Cymraeg

Heather's Personal Journey to completing the Snowman

Published: 19.06.2022

We are often contacted by athletes who really want to share their stories of how and why they have taken up Triathlon. To Heather the challenge of completing our Snowman triathlon means so much, below she tells us her personal story in the hope to help fundraise and raise awareness of the National Association for People Abused in Childhood.

(***Trigger warning***)

It was the spring of my 5th birthday when it happened. My brain took the trauma and buried it deep, protecting me, blocking the memories.
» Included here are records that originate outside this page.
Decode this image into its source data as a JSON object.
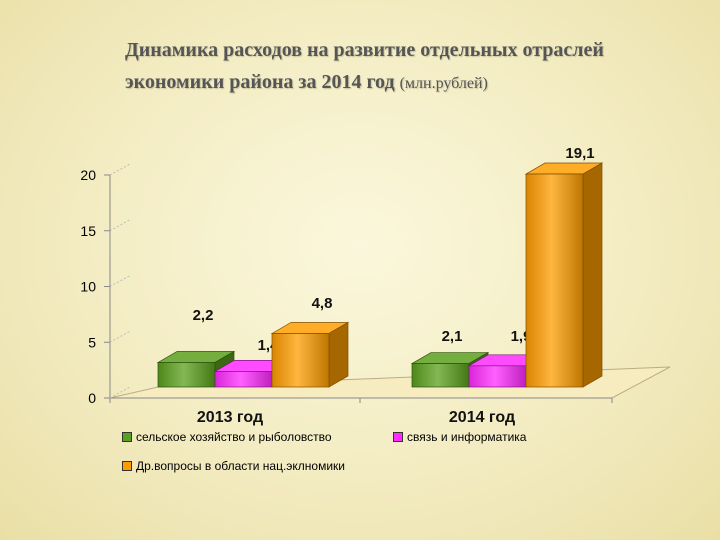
{
  "title_line1": "Динамика расходов на развитие отдельных отраслей",
  "title_line2": "экономики района за 2014 год",
  "title_unit": "(млн.рублей)",
  "chart_data": {
    "type": "bar",
    "categories": [
      "2013 год",
      "2014 год"
    ],
    "series": [
      {
        "name": "сельское хозяйство и рыболовство",
        "values": [
          2.2,
          2.1
        ],
        "labels": [
          "2,2",
          "2,1"
        ],
        "color": "#5aa01c"
      },
      {
        "name": "связь и информатика",
        "values": [
          1.4,
          1.9
        ],
        "labels": [
          "1,4",
          "1,9"
        ],
        "color": "#ff2bff"
      },
      {
        "name": "Др.вопросы в области нац.эклномики",
        "values": [
          4.8,
          19.1
        ],
        "labels": [
          "4,8",
          "19,1"
        ],
        "color": "#ff9d00"
      }
    ],
    "yticks": [
      0,
      5,
      10,
      15,
      20
    ],
    "ylim": [
      0,
      20
    ],
    "legend_position": "bottom",
    "grid": false,
    "three_d": true
  }
}
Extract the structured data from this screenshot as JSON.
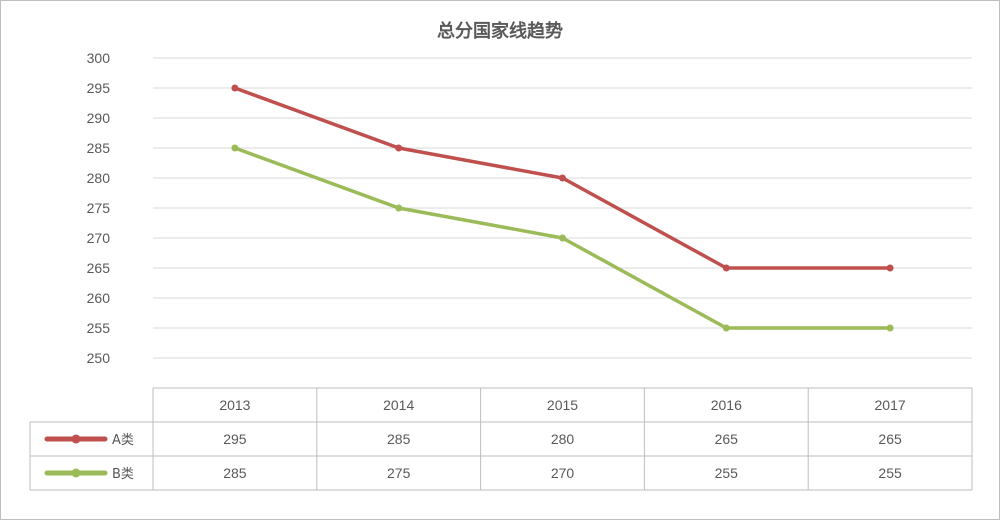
{
  "chart_data": {
    "type": "line",
    "title": "总分国家线趋势",
    "categories": [
      "2013",
      "2014",
      "2015",
      "2016",
      "2017"
    ],
    "series": [
      {
        "name": "A类",
        "values": [
          295,
          285,
          280,
          265,
          265
        ],
        "color": "#c0504d"
      },
      {
        "name": "B类",
        "values": [
          285,
          275,
          270,
          255,
          255
        ],
        "color": "#9bbb59"
      }
    ],
    "y_ticks": [
      "300",
      "295",
      "290",
      "285",
      "280",
      "275",
      "270",
      "265",
      "260",
      "255",
      "250"
    ],
    "ylim": [
      250,
      300
    ],
    "grid": true,
    "data_table": true,
    "colors": {
      "grid": "#d9d9d9",
      "axis_text": "#595959",
      "border": "#bdbdbd"
    }
  }
}
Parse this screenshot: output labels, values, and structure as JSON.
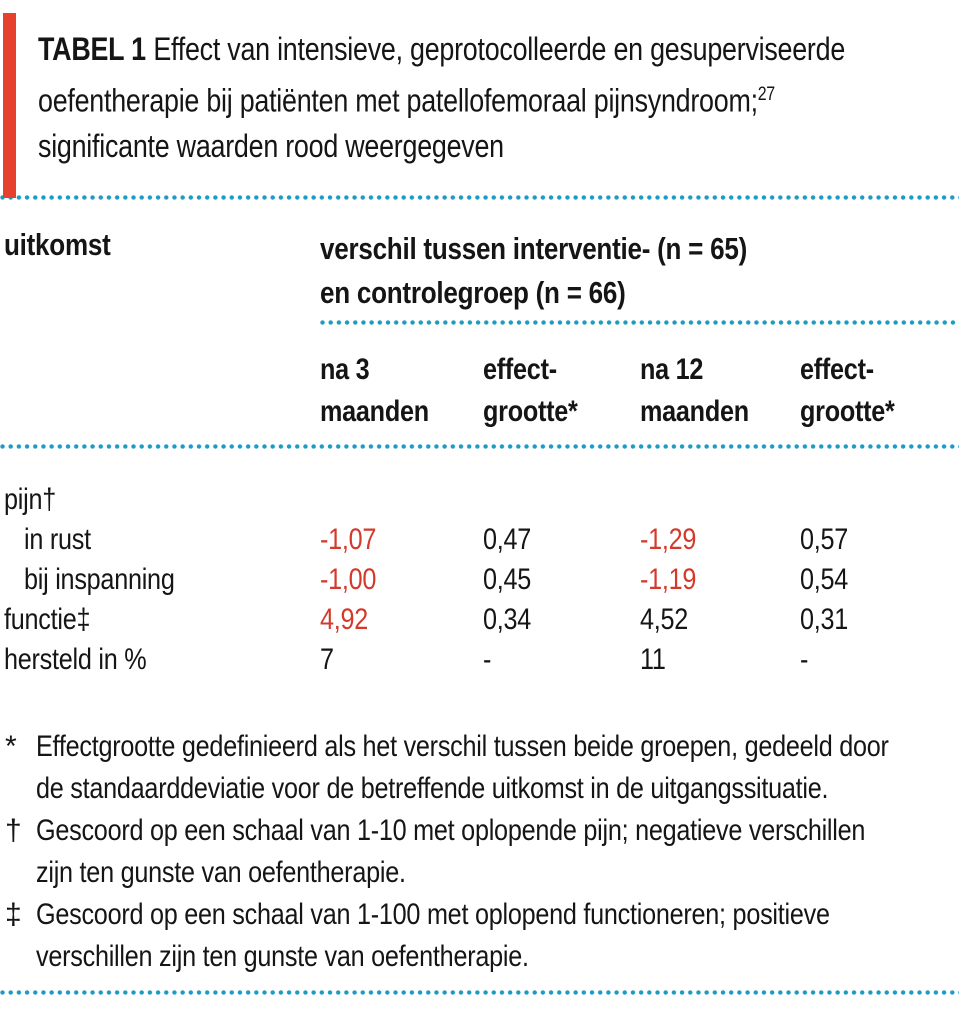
{
  "colors": {
    "accent_bar": "#e6402f",
    "significant_value": "#d43a2c",
    "dotted_rule": "#1d9bc4"
  },
  "title": {
    "label": "TABEL 1",
    "line1_rest": "Effect van intensieve, geprotocolleerde en gesuperviseerde",
    "line2": "oefentherapie bij patiënten met patellofemoraal pijnsyndroom;",
    "reference_superscript": "27",
    "line3": "significante waarden rood weergegeven"
  },
  "table": {
    "outcome_header": "uitkomst",
    "group_header": {
      "line1": "verschil tussen interventie- (n = 65)",
      "line2": "en controlegroep (n = 66)"
    },
    "subheaders": [
      {
        "line1": "na 3",
        "line2": "maanden"
      },
      {
        "line1": "effect-",
        "line2": "grootte*"
      },
      {
        "line1": "na 12",
        "line2": "maanden"
      },
      {
        "line1": "effect-",
        "line2": "grootte*"
      }
    ],
    "rows": [
      {
        "label": "pijn†",
        "indent": false,
        "values": []
      },
      {
        "label": "in rust",
        "indent": true,
        "values": [
          {
            "text": "-1,07",
            "significant": true
          },
          {
            "text": "0,47",
            "significant": false
          },
          {
            "text": "-1,29",
            "significant": true
          },
          {
            "text": "0,57",
            "significant": false
          }
        ]
      },
      {
        "label": "bij inspanning",
        "indent": true,
        "values": [
          {
            "text": "-1,00",
            "significant": true
          },
          {
            "text": "0,45",
            "significant": false
          },
          {
            "text": "-1,19",
            "significant": true
          },
          {
            "text": "0,54",
            "significant": false
          }
        ]
      },
      {
        "label": "functie‡",
        "indent": false,
        "values": [
          {
            "text": "4,92",
            "significant": true
          },
          {
            "text": "0,34",
            "significant": false
          },
          {
            "text": "4,52",
            "significant": false
          },
          {
            "text": "0,31",
            "significant": false
          }
        ]
      },
      {
        "label": "hersteld in %",
        "indent": false,
        "values": [
          {
            "text": "7",
            "significant": false
          },
          {
            "text": "-",
            "significant": false
          },
          {
            "text": "11",
            "significant": false
          },
          {
            "text": "-",
            "significant": false
          }
        ]
      }
    ]
  },
  "footnotes": [
    {
      "marker": "*",
      "lines": [
        "Effectgrootte gedefinieerd als het verschil tussen beide groepen, gedeeld door",
        "de standaarddeviatie voor de betreffende uitkomst in de uitgangssituatie."
      ]
    },
    {
      "marker": "†",
      "lines": [
        "Gescoord op een schaal van 1-10 met oplopende pijn; negatieve verschillen",
        "zijn ten gunste van oefentherapie."
      ]
    },
    {
      "marker": "‡",
      "lines": [
        "Gescoord op een schaal van 1-100 met oplopend functioneren; positieve",
        "verschillen zijn ten gunste van oefentherapie."
      ]
    }
  ]
}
My subconscious mind and 5-year-old self built a protection system: look and dress like a boy, stop brushing your teeth, withdraw, hide, make yourself strong. It worked until I became a teenager and the hormones kicked in, lost and confused, with no memory of what had happened, I turned to drugs. Heroin took the pain away, crack made me feel powerful. For years I battled on with life, I kicked the drugs but the depression never went away.
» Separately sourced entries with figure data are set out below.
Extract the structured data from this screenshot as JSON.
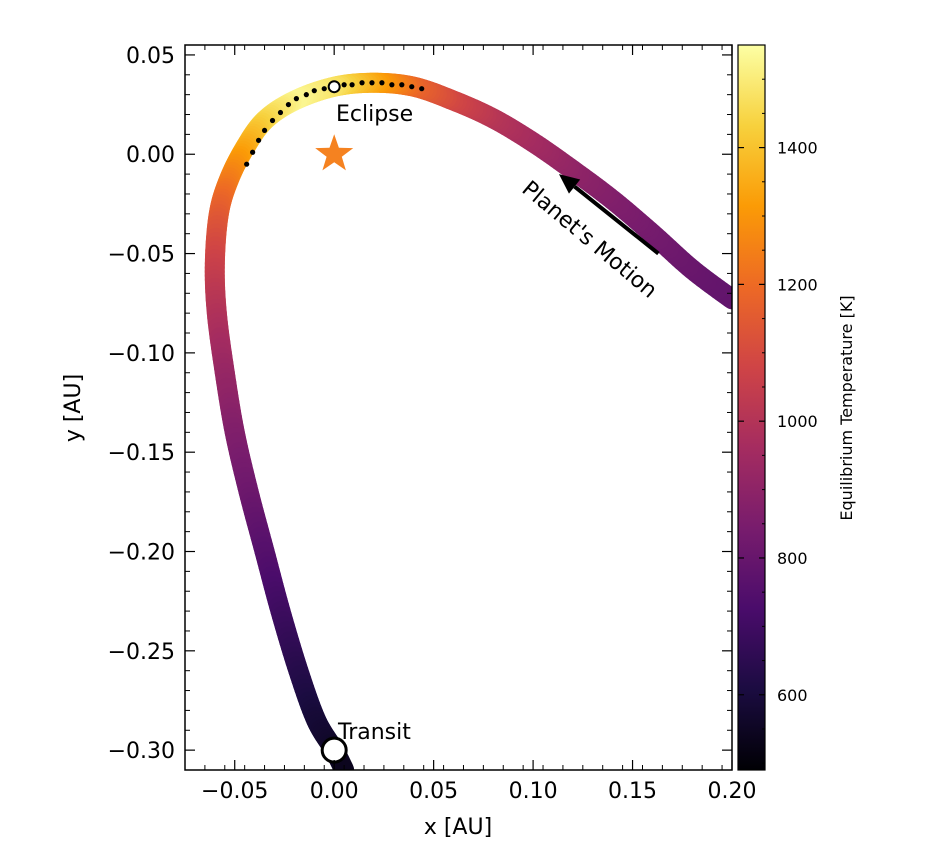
{
  "chart_data": {
    "type": "scatter",
    "title": "",
    "xlabel": "x [AU]",
    "ylabel": "y [AU]",
    "xlim": [
      -0.075,
      0.2
    ],
    "ylim": [
      -0.31,
      0.055
    ],
    "xticks": [
      -0.05,
      0.0,
      0.05,
      0.1,
      0.15,
      0.2
    ],
    "xtick_labels": [
      "−0.05",
      "0.00",
      "0.05",
      "0.10",
      "0.15",
      "0.20"
    ],
    "yticks": [
      0.05,
      0.0,
      -0.05,
      -0.1,
      -0.15,
      -0.2,
      -0.25,
      -0.3
    ],
    "ytick_labels": [
      "0.05",
      "0.00",
      "−0.05",
      "−0.10",
      "−0.15",
      "−0.20",
      "−0.25",
      "−0.30"
    ],
    "grid": false,
    "orbit": {
      "description": "planet orbit colored by equilibrium temperature",
      "points": [
        {
          "x": 0.2,
          "y": -0.073,
          "temp": 780
        },
        {
          "x": 0.18,
          "y": -0.058,
          "temp": 800
        },
        {
          "x": 0.16,
          "y": -0.04,
          "temp": 830
        },
        {
          "x": 0.14,
          "y": -0.023,
          "temp": 860
        },
        {
          "x": 0.12,
          "y": -0.008,
          "temp": 900
        },
        {
          "x": 0.1,
          "y": 0.006,
          "temp": 950
        },
        {
          "x": 0.08,
          "y": 0.018,
          "temp": 1000
        },
        {
          "x": 0.06,
          "y": 0.027,
          "temp": 1080
        },
        {
          "x": 0.04,
          "y": 0.034,
          "temp": 1180
        },
        {
          "x": 0.02,
          "y": 0.036,
          "temp": 1330
        },
        {
          "x": 0.0,
          "y": 0.034,
          "temp": 1470
        },
        {
          "x": -0.02,
          "y": 0.027,
          "temp": 1530
        },
        {
          "x": -0.035,
          "y": 0.017,
          "temp": 1450
        },
        {
          "x": -0.045,
          "y": 0.003,
          "temp": 1350
        },
        {
          "x": -0.053,
          "y": -0.013,
          "temp": 1250
        },
        {
          "x": -0.058,
          "y": -0.03,
          "temp": 1160
        },
        {
          "x": -0.06,
          "y": -0.055,
          "temp": 1070
        },
        {
          "x": -0.059,
          "y": -0.08,
          "temp": 1000
        },
        {
          "x": -0.055,
          "y": -0.11,
          "temp": 930
        },
        {
          "x": -0.05,
          "y": -0.14,
          "temp": 870
        },
        {
          "x": -0.043,
          "y": -0.17,
          "temp": 820
        },
        {
          "x": -0.035,
          "y": -0.2,
          "temp": 760
        },
        {
          "x": -0.027,
          "y": -0.23,
          "temp": 700
        },
        {
          "x": -0.018,
          "y": -0.26,
          "temp": 640
        },
        {
          "x": -0.009,
          "y": -0.285,
          "temp": 590
        },
        {
          "x": 0.0,
          "y": -0.3,
          "temp": 560
        },
        {
          "x": 0.005,
          "y": -0.31,
          "temp": 540
        }
      ]
    },
    "eclipse_track": {
      "x": [
        -0.044,
        -0.041,
        -0.038,
        -0.035,
        -0.031,
        -0.027,
        -0.023,
        -0.019,
        -0.014,
        -0.01,
        -0.005,
        0.0,
        0.005,
        0.009,
        0.014,
        0.019,
        0.024,
        0.029,
        0.034,
        0.039,
        0.044
      ],
      "y": [
        -0.005,
        0.001,
        0.007,
        0.012,
        0.017,
        0.021,
        0.025,
        0.028,
        0.03,
        0.032,
        0.033,
        0.034,
        0.035,
        0.035,
        0.036,
        0.036,
        0.036,
        0.035,
        0.035,
        0.034,
        0.033
      ]
    },
    "star": {
      "x": 0.0,
      "y": 0.0,
      "color": "#f58220"
    },
    "eclipse_marker": {
      "x": 0.0,
      "y": 0.034
    },
    "transit_marker": {
      "x": 0.0,
      "y": -0.3
    },
    "arrow": {
      "from": [
        0.163,
        -0.05
      ],
      "to": [
        0.113,
        -0.01
      ]
    },
    "annotations": {
      "eclipse": "Eclipse",
      "transit": "Transit",
      "motion": "Planet's Motion"
    },
    "colorbar": {
      "label": "Equilibrium Temperature [K]",
      "colormap": "inferno",
      "range": [
        490,
        1550
      ],
      "ticks": [
        600,
        800,
        1000,
        1200,
        1400
      ],
      "tick_labels": [
        "600",
        "800",
        "1000",
        "1200",
        "1400"
      ],
      "stops": [
        "#000004",
        "#1b0c41",
        "#4a0c6b",
        "#781c6d",
        "#a52c60",
        "#cf4446",
        "#ed6925",
        "#fb9b06",
        "#f7d13d",
        "#fcffa4"
      ]
    }
  }
}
In my early 30’s the depression got so bad I couldn’t work anymore; I left the French Alps where I was living and found shelter with my brother. He gave me a roof, a flexible job and a stable foundation. I have no idea where I would be if he hadn’t been there. I found a therapist that I connected with and so began a long and difficult road.

Fast forward 10 years and I am free from depression. I may not be able to call myself a ‘thriver’, but I am proud to be a ‘survivor’. My teeth are ruined from the lack of care, I still have flashbacks in certain situations, and some days I just have to hide myself away from the world to focus on the small, wounded child inside me who is screaming for help.

I’m one of the lucky ones, I am here. Along the road to healing I had free counselling from an organisation called Seren, this organisation no longer exists, they ran out of funding, and people like me will never be able to get that support. No one should find themselves in that situation, so I am raising money for the National Association for People Abused in Childhood (NAPAC).

I’d never done a triathlon before. I did cross-country and athletics as a child, competed as a mountain biker in my 30’s, and used to enjoy swimming. A friend did the Snowman Legend triathlon in 2021 and that was when I realised that this was the right challenge for me to try. Eryri has always been close to my heart, we came here every summer from when I was 5 till I was 9. In therapy I would draw my ‘safe place’ and it was only when I moved here in 2021 that I realised I had been drawing Nant Gwynant where we used to stay. He couldn’t reach me if I was here.

To prepare I have been training all over Eryri (and further afield), I completed the Sandman Sprint distance and then the Slateman Standard just last weekend, but I still have no idea if I will be able to complete the Legend distance. I cannot describe how much this challenge means to me, I’ll probably start sobbing when I cross the line, maybe I’m hoping it’ll bring some sort of closure.